By default dukascopy-node will split this list into groups (batches) of 10 items (this is controlled by the config parameter batchSize) and will start downloading these groups with the first one. After first group of 10 items is downloaded, it will wait 1000 ms (parameter pauseBetweenBatchesMs) and will proceed to the next group, and so on.

This can also be expressed as a sequence of the following steps:

1) Download URLs in group 1 (items 1-10)
2) Wait 1000 ms
3) Download URLs in group 2 (items 11-20)
4) Wait 1000 ms
5) Download URLs in group 3 (items 21-30)
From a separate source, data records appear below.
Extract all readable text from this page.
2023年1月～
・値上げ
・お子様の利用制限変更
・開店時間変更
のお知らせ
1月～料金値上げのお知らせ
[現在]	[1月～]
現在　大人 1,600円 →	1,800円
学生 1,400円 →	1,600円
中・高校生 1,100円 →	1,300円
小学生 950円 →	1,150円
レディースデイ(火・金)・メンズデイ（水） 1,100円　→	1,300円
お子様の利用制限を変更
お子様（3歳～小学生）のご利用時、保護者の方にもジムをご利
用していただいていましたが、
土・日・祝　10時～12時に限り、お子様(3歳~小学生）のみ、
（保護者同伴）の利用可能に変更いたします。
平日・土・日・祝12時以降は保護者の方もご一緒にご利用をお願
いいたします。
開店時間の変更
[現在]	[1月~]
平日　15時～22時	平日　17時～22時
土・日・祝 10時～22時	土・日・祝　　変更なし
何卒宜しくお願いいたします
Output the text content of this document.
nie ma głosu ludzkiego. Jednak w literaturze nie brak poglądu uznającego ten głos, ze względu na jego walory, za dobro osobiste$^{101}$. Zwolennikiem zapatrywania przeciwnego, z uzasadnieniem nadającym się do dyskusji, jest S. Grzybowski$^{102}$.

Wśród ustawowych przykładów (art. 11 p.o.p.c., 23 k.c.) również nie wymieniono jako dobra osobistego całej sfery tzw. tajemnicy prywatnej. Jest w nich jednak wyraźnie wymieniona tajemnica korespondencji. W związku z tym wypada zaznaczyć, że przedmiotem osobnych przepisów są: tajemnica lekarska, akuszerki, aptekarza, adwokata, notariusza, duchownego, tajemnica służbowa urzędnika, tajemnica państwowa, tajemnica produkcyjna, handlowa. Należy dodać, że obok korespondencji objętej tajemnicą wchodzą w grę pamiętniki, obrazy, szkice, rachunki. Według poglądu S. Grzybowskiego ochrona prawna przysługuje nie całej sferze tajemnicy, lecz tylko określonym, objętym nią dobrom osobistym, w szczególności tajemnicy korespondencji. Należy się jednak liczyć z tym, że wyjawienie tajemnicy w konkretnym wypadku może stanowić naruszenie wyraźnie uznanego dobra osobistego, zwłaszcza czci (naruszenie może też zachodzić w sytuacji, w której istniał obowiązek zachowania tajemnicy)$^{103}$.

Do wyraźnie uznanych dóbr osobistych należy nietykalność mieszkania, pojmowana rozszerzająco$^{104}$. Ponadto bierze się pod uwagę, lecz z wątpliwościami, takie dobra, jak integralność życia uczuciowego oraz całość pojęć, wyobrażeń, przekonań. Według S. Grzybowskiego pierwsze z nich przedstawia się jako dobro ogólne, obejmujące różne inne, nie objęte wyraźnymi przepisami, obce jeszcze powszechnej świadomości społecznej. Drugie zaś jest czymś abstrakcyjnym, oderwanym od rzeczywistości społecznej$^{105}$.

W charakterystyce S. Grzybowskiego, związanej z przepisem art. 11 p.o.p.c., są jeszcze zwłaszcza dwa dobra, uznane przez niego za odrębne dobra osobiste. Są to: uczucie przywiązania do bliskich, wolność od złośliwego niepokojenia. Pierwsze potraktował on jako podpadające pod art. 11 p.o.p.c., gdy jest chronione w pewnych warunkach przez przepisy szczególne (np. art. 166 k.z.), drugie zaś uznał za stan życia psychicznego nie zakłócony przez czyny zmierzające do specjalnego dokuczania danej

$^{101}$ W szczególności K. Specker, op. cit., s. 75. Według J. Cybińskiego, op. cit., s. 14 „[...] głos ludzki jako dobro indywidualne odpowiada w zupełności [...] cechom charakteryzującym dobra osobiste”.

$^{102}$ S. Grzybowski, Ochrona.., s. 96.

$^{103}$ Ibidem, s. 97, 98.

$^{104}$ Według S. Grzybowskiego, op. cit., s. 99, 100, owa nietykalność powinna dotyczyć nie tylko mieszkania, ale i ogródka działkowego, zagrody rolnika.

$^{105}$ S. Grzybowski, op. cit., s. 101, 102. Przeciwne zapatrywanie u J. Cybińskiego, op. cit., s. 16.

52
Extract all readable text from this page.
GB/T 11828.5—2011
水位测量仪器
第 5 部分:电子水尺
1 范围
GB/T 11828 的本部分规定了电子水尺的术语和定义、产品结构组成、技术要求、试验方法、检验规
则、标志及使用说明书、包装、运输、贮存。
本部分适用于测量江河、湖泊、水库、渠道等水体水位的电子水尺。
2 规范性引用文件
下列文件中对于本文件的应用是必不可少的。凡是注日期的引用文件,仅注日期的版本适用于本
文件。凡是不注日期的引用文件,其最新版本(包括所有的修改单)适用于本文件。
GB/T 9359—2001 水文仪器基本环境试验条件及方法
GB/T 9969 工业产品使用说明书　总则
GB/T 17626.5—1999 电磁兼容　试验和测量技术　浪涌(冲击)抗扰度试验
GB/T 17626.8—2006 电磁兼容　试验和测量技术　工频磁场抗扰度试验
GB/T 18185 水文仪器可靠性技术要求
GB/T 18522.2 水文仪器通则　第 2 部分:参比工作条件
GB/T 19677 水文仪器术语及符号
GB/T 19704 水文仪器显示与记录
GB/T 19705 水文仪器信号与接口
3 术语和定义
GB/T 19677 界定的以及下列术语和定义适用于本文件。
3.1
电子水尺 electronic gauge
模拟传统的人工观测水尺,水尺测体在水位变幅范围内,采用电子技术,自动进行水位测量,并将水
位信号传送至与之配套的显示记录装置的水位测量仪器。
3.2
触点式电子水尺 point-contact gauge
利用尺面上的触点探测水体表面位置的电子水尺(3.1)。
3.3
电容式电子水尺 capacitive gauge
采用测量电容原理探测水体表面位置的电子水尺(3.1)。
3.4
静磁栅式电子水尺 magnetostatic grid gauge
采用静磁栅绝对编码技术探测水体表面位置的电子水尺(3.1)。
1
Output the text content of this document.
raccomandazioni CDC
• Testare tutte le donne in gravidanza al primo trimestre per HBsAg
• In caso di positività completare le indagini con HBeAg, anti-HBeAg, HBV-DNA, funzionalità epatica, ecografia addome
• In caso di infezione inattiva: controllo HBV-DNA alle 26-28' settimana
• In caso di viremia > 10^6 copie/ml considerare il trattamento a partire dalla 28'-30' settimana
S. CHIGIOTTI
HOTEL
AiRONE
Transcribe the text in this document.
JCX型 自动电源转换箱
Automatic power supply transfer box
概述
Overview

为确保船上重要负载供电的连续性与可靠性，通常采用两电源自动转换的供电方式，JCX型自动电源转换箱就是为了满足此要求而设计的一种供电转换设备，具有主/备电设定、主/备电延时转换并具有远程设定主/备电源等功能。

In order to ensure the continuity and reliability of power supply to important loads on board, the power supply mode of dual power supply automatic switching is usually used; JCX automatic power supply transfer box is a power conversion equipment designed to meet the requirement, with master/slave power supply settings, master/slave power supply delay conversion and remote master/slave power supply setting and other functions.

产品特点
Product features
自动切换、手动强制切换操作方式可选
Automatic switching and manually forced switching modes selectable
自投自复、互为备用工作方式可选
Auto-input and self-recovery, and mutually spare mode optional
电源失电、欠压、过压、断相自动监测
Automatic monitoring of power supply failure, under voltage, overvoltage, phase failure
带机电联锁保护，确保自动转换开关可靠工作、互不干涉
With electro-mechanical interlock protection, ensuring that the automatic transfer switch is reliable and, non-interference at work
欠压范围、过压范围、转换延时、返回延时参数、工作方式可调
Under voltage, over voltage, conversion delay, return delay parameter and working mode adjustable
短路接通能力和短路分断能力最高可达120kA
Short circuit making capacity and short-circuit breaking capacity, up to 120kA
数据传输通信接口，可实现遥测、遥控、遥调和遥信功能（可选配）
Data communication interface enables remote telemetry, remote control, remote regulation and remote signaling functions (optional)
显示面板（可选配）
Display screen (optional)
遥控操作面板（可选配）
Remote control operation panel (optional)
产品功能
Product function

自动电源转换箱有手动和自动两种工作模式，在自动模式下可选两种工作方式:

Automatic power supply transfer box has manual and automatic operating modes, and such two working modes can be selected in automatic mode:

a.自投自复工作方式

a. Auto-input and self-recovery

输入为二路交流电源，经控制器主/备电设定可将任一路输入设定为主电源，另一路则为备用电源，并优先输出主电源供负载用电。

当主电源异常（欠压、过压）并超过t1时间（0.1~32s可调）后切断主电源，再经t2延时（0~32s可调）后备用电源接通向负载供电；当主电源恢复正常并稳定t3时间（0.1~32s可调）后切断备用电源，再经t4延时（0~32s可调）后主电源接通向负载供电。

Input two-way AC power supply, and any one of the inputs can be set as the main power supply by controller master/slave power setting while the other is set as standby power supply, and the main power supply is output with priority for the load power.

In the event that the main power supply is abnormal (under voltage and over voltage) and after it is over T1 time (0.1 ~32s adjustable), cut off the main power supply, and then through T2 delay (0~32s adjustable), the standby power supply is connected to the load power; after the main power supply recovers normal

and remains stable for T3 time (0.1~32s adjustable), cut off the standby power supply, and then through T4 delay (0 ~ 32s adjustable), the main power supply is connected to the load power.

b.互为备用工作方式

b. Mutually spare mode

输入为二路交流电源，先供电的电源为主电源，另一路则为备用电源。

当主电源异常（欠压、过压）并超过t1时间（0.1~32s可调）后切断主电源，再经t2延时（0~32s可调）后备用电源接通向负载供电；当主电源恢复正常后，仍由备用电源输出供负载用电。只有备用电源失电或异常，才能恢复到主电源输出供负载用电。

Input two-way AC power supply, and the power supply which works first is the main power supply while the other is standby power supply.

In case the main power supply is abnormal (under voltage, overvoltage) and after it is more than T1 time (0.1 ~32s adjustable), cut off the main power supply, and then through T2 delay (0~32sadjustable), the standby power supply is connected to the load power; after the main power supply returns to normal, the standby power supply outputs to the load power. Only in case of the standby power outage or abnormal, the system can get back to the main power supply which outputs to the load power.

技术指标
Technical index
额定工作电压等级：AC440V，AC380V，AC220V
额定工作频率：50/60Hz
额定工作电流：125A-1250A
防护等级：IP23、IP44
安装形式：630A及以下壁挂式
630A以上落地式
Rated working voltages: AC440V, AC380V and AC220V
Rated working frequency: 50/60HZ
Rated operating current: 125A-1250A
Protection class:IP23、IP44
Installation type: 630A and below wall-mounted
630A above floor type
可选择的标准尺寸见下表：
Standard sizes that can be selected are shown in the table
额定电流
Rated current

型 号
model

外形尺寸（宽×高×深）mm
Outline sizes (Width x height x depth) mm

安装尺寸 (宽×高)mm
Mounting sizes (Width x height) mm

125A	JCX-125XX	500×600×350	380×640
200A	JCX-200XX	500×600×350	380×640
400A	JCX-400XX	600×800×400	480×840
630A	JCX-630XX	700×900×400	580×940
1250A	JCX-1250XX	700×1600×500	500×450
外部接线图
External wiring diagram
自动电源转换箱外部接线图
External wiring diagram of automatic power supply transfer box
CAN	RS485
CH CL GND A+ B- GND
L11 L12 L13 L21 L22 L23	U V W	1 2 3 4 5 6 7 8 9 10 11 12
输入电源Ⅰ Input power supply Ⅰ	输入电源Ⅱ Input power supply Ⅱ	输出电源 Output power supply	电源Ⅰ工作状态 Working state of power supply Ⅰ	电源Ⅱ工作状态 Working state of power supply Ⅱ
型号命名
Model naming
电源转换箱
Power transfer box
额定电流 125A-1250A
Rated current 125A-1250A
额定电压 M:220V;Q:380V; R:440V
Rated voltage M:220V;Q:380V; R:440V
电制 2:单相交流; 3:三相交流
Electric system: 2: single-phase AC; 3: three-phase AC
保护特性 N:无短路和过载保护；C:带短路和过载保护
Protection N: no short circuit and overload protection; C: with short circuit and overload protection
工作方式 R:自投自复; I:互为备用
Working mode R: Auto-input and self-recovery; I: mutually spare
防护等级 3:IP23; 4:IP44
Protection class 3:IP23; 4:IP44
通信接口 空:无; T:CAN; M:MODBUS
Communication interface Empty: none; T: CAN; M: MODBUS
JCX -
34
If you want to change those values, to let's say batchSize: 15 and pauseBetweenBatchesMs: 2000

via CLI

npx dukascopy-node -i eurusd -from 2019-06-01 -to 2019-07-01 -t m1 -bs 15 -bp 2000

via Node

const { getHistoricalRates } = require('dukascopy-node');

(async () => {
  try {
    const data = await getHistoricalRates({
      instrument: 'eurusd',
      dates: {
        from: new Date('2019-06-01'),
        to: new Date('2019-07-01'),
      },
      timeframe: 'm1',
      batchSize: 15,
      pauseBetweenBatchesMs: 2000
    });

    console.log(data);
  } catch (error) {
    console.log('error', error);
  }
})();

you can expect the following sequence of steps

1) Download URLs in group 1 (items 1-15)
2) Wait 2000 ms
3) Download URLs in group 2 (items 15-30)

❗Keep in mind❗

If you want to download a significant volume of data (for example tick data for large periods of time: months, years, etc.), it's recommended to tweak those values: minimize batchSize and maximize pauseBetweenBatchesMs - with that you have higher chances to download the requested data.